Viacom forcing an-all-or-nothing collection of networks onto
DirecTV restricts viewer choice. So, too, does DirecTV’s
one-size-fits all channel packages. The cable companies that
initially seized local monopoly rights really haven’t transcended
their anti-market origins.
To beat the competition — free fare on the Internet and the
broadcast networks — pay television must first embrace
competition. The ability of television providers to block or permit
access to scores of premium channels suggests that doing the same
for garden-variety cable television networks isn’t out of their
technological reach.
Why not allow networks to compete for viewer dollars through an
à la carte system rather than force-feeding weak channels
owned by strong companies onto subscribers?

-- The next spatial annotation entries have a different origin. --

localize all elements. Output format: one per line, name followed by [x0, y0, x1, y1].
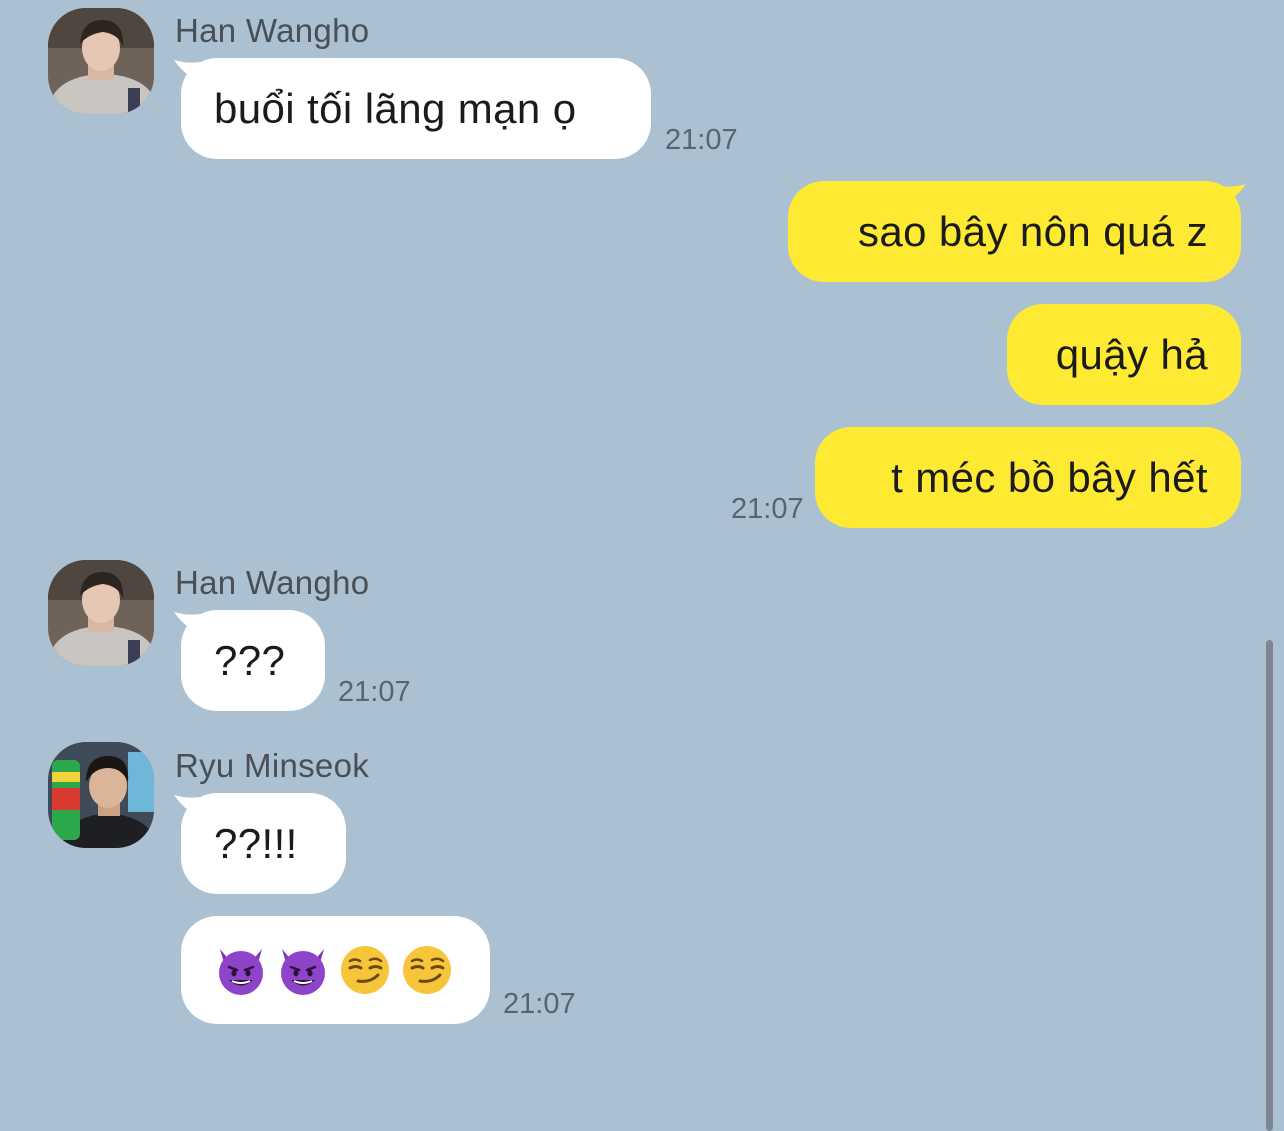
message-text: ???: [214, 636, 286, 684]
message-bubble-outgoing[interactable]: t méc bồ bây hết: [815, 427, 1241, 528]
smiling-devil-icon: [281, 949, 325, 995]
avatar-han-wangho[interactable]: [48, 560, 154, 666]
message-bubble-outgoing[interactable]: sao bây nôn quá z: [788, 181, 1241, 282]
message-text: t méc bồ bây hết: [891, 453, 1208, 501]
person-photo-icon: [48, 742, 154, 848]
message-bubble-incoming[interactable]: [181, 916, 490, 1024]
sender-name: Ryu Minseok: [175, 747, 370, 784]
sender-name: Han Wangho: [175, 12, 370, 49]
message-text: ??!!!: [214, 819, 298, 867]
message-timestamp: 21:07: [503, 988, 576, 1020]
message-bubble-incoming[interactable]: ???: [181, 610, 325, 711]
message-timestamp: 21:07: [665, 124, 738, 156]
scrollbar[interactable]: [1266, 640, 1273, 1131]
avatar-ryu-minseok[interactable]: [48, 742, 154, 848]
message-timestamp: 21:07: [338, 676, 411, 708]
avatar-han-wangho[interactable]: [48, 8, 154, 114]
message-timestamp: 21:07: [731, 493, 804, 525]
smirking-face-icon: [403, 946, 451, 994]
message-text: buổi tối lãng mạn ọ: [214, 84, 577, 132]
message-bubble-incoming[interactable]: ??!!!: [181, 793, 346, 894]
emoji-row: [214, 943, 454, 997]
person-photo-icon: [48, 560, 154, 666]
chat-area[interactable]: Han Wangho buổi tối lãng mạn ọ 21:07 sao…: [0, 0, 1284, 1131]
person-photo-icon: [48, 8, 154, 114]
message-bubble-incoming[interactable]: buổi tối lãng mạn ọ: [181, 58, 651, 159]
smirking-face-icon: [341, 946, 389, 994]
sender-name: Han Wangho: [175, 564, 370, 601]
message-bubble-outgoing[interactable]: quậy hả: [1007, 304, 1241, 405]
message-text: quậy hả: [1055, 330, 1208, 378]
smiling-devil-icon: [219, 949, 263, 995]
message-text: sao bây nôn quá z: [857, 207, 1208, 255]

The sound DirecTV and Viacom executives hopefully soon hear is
Americans switching off televisions and wandering into the Great
Oblivion of books, parks, beaches, and barbeques. As one of
Bradbury’s miners asks, “What have we ever seen on TV?”
The other miner responds that he saw a woman wrestle a bear two
falls out of three.
Has the idiot box improved much in the 55 years since Bradbury
published that story?
On Tuesday, DirecTV customers could watch Logo’s 1 Girl 5
Gays, Spike’s 1000 Ways to Die, and BET’s
Brothers to Brutha. Today, they cannot.
Are you better off than you were four days ago?